Gin-tónico servido com gelo, uma rodela de lima e um raminho de alecrim, visto de cima sobre ardósia escura.
O gin menorquino, fresco e sem estridências: gelo, lima e alecrim. · Foto: Adobe Stock

Quando e onde se bebe a pomada?

A pomada é a bebida das festes, as festas patronais que percorrem a ilha durante o verão. Começam com Sant Joan em Ciutadella, uma das celebrações mais impressionantes do Mediterrâneo, com os seus cavalos pretos a empinarem-se entre a multidão, e seguem vila a vila até fecharem o calendário com Gràcia em Maó, já em setembro.

Nesses dias, a pomada é o fio condutor. Bebe-se na rua, entre o som dos jaleos, a música e a multidão. Não é uma bebida de esplanada tranquila: é parte do ritual coletivo. Fora de época, também se encontra em bares e restaurantes por toda a ilha, mas o seu contexto natural é a festa.

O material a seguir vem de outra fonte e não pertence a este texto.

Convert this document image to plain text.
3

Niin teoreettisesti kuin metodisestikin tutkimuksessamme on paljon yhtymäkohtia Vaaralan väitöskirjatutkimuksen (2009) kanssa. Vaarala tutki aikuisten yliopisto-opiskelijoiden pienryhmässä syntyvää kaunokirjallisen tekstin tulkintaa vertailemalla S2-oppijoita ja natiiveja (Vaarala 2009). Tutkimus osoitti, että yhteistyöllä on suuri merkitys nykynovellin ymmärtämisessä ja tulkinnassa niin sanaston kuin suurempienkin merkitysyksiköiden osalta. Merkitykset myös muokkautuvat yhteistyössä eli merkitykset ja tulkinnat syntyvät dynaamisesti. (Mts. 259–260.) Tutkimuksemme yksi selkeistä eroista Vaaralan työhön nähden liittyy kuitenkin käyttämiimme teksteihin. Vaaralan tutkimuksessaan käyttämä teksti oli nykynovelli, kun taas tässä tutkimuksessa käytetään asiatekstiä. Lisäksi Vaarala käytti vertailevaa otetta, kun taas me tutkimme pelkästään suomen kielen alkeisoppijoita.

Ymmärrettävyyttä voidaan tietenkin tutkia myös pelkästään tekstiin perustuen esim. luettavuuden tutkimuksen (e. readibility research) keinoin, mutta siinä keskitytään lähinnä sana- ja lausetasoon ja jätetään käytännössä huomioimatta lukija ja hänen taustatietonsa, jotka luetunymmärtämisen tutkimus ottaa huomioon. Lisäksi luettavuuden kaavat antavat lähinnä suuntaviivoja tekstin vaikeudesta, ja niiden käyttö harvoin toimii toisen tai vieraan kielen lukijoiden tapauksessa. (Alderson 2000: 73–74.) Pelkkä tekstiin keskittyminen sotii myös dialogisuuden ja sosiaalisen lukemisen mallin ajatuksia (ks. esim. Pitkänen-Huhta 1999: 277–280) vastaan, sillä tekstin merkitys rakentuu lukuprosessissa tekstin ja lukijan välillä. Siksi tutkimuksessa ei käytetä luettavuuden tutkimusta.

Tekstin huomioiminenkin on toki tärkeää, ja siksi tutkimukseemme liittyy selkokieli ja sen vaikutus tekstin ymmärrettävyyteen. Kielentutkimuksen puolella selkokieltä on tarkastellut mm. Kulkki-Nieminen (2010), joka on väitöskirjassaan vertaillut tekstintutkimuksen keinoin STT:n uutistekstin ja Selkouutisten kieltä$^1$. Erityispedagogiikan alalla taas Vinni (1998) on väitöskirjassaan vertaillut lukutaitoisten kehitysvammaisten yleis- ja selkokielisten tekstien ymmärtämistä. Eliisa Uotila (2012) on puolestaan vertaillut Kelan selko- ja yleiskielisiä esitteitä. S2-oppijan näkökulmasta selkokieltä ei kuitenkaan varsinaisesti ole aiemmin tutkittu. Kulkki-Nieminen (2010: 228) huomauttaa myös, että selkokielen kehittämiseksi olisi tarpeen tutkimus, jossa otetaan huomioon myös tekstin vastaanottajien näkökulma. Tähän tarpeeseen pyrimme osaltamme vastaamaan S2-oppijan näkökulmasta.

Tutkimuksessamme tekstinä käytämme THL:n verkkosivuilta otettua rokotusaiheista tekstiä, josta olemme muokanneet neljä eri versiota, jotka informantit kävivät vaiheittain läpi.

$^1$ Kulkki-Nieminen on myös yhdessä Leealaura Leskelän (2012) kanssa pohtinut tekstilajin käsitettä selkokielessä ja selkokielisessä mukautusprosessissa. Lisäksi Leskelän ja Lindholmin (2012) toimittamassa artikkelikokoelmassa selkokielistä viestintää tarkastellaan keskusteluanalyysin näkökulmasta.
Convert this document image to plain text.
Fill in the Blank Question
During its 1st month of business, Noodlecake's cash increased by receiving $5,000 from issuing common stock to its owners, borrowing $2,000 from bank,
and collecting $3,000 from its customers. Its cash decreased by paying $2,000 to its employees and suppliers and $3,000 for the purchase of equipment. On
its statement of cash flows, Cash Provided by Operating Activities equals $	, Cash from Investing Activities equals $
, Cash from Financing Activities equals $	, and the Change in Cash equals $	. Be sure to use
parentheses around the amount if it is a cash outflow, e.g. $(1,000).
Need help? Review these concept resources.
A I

Como bebê-la com critério (e com cabeça)?

Aqui vai a nossa recomendação honesta, sem pose:

  1. Comece por uma pomada bem feita, não pelo gin puro, se quiser entender a tradição.
  2. Beba com moderação. Nas festes corre com uma facilidade enganadora, e o ambiente convida a não parar. O verão menorquino é longo; não é preciso resolvê-lo numa só noite.
  3. Hidrate-se e coma algo. Parece óbvio, mas a combinação de calor, multidão e horas de pé cobra a sua factura.
  4. Se conduzir, não beba. As estradas da ilha são estreitas e à noite há pouca luz. Há táxi e, em época de festas, convém prevê-lo com antecedência.
  5. Leve uma caneca para casa. É a recordação mais autêntica da ilha: nada de ímanes, uma garrafa com história.

Vale a pena para além da pomada?

Sim, se for abordado com curiosidade. O gin menorquino admite outras leituras: puro, com gelo, para apreciar o perfil da sua destilação de base vínica; ou em preparações mais sóbrias do que a pomada festiva. Mas convém não perder de vista o essencial: este não é um produto que precise de se reinventar para ser interessante. O seu valor está no que já é.

Como tantas coisas em Menorca, o seu atrativo é a autenticidade sem estridências. Não grita, não se exibe. Simplesmente há mais de dois séculos que se faz bem, no mesmo sítio, com a mesma ideia. Essa constância tranquila — tão pouco na moda e tão duradoura — é, talvez, o mais menorquino de tudo.

Provar a pomada não é provar um cocktail: é entrar, por um momento, na festa que define a ilha.